La Operación "Mincemeat" en la Segunda Guerra Mundial

Al más puro estilo de las novelas de espionaje, la Operación Mincemeat se convirtió en uno de los episodios más decisivos de la Segunda Guerra Mundial, una operación arriesgada que, gracias a su éxito, cambió el curso de la contienda al engañar los aliados a Hitler sobre las operaciones militares que tenían pensado realizar en el mar Mediterráneo.

Targeta de identidad del mayor Martin

Foto: CC

Justo el 30 de abril de 1943, se encontró un cadáver en la playa de La Bota, en Punta Umbría, Huelva. Un joven pescador llamado José Antonio Rey María vio un bulto que flotaba en el agua y tras lanzarse al mar lo llevó al bote en el que estaba faenando y de ahí a la orilla. No sabía que aquella acción se convertiría en una de las historias de espionaje más fascinantes del convulso y bélico siglo XX.

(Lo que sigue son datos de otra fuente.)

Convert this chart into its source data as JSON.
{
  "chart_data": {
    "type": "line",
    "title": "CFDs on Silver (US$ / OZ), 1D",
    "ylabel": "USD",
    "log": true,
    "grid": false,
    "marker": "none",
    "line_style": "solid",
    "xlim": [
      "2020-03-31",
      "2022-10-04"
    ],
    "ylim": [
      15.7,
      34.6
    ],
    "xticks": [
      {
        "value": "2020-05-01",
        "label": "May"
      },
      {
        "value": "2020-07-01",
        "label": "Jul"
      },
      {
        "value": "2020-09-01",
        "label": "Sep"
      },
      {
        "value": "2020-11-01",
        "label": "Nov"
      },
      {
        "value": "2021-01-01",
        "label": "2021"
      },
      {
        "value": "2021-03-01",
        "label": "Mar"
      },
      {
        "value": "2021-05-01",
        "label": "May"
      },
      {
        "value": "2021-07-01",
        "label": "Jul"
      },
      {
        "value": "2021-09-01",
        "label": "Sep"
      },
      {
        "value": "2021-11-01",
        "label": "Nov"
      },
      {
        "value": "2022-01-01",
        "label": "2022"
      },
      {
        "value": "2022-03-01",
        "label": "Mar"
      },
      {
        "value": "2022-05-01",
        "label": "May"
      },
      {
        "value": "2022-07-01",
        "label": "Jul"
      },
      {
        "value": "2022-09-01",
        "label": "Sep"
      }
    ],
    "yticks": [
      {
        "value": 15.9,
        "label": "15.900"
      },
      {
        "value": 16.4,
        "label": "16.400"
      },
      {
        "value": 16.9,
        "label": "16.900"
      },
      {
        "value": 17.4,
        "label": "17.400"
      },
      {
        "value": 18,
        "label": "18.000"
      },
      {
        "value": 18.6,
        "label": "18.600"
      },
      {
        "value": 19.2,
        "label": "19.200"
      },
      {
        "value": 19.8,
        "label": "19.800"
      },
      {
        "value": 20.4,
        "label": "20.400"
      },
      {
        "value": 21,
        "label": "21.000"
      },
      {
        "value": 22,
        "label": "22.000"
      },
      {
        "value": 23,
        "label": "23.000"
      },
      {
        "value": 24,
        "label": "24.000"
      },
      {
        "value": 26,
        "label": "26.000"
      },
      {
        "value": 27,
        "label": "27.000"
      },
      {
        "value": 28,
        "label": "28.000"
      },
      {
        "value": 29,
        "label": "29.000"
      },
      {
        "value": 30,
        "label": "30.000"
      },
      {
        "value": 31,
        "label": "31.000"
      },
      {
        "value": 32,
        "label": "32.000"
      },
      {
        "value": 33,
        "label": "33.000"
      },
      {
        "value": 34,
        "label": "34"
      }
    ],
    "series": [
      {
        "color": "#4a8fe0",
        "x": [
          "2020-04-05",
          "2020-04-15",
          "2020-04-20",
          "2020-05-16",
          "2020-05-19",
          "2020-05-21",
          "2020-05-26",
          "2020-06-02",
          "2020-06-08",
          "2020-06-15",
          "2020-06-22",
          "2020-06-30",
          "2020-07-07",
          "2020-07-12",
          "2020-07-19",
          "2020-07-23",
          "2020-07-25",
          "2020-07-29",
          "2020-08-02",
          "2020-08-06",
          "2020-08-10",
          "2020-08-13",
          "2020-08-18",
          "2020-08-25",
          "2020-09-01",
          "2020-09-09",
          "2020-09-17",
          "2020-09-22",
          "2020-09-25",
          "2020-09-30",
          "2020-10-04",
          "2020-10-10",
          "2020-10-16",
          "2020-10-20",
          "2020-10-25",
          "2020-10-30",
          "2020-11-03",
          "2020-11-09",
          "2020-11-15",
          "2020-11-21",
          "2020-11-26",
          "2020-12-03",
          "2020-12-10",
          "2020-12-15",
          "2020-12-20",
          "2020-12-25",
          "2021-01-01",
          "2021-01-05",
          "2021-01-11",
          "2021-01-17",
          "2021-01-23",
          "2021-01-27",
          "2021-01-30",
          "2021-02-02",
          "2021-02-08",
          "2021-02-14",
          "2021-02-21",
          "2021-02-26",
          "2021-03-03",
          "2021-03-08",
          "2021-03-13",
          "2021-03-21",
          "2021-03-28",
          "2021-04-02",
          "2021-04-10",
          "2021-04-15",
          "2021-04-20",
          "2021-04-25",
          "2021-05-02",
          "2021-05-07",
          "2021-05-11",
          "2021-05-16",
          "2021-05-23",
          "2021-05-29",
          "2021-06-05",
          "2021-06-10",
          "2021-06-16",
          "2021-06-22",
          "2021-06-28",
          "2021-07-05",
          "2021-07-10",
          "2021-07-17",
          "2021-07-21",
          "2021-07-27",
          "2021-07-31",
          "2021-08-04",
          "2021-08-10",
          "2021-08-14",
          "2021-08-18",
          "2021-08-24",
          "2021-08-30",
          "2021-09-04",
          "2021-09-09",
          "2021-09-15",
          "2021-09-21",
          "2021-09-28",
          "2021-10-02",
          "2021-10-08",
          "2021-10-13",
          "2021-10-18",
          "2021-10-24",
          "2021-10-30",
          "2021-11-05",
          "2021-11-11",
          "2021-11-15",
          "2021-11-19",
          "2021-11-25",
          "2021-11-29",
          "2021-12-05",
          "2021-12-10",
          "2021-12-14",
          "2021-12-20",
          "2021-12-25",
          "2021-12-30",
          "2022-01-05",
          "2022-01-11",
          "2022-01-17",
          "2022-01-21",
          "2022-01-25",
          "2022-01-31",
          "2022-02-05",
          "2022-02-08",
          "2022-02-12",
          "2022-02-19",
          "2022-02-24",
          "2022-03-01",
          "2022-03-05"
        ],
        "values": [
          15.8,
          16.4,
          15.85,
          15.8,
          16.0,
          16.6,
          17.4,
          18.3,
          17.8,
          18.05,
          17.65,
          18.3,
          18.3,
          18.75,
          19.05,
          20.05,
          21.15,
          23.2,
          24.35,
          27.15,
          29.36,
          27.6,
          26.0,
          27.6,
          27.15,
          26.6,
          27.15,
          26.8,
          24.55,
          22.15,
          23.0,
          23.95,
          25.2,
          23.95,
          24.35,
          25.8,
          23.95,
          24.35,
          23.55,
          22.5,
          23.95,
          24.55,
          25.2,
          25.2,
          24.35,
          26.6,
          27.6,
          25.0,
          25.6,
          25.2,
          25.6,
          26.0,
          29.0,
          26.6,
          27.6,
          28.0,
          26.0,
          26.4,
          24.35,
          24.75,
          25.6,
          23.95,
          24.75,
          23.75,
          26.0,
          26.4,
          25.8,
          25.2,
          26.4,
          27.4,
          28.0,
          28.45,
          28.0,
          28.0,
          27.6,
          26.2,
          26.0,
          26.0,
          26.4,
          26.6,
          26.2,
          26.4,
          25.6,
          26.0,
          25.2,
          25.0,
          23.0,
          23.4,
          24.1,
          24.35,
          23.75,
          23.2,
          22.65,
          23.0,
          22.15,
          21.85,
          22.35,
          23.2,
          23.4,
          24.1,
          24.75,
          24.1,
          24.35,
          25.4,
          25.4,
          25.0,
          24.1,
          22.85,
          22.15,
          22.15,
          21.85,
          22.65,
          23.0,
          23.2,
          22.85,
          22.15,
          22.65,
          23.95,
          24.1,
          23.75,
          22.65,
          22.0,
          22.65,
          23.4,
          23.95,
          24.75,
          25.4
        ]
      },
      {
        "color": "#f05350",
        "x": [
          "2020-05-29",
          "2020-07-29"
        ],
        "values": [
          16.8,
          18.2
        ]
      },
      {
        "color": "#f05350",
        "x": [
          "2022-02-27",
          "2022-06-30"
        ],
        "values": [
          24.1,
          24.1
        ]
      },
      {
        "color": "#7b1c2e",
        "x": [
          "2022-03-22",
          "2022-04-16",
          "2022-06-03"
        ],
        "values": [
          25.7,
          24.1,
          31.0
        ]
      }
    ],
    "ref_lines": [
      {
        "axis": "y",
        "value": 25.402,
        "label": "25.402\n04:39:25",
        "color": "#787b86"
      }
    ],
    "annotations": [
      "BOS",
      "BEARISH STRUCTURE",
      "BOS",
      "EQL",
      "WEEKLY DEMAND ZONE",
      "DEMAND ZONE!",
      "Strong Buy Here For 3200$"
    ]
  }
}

El comandante William Martin

Tras la exitosa campaña de los aliados en el norte de África, que culminó con la derrota del general alemán Erwin Rommel, el zorro del desierto, el siguiente objetivo era avanzar hacia el centro de la Europa ocupada y, para ello, Sicilia se convirtió en un objetivo clave. Para llevar a cabo la invasión de la isla italiana se diseñó la llamada Operación Husky.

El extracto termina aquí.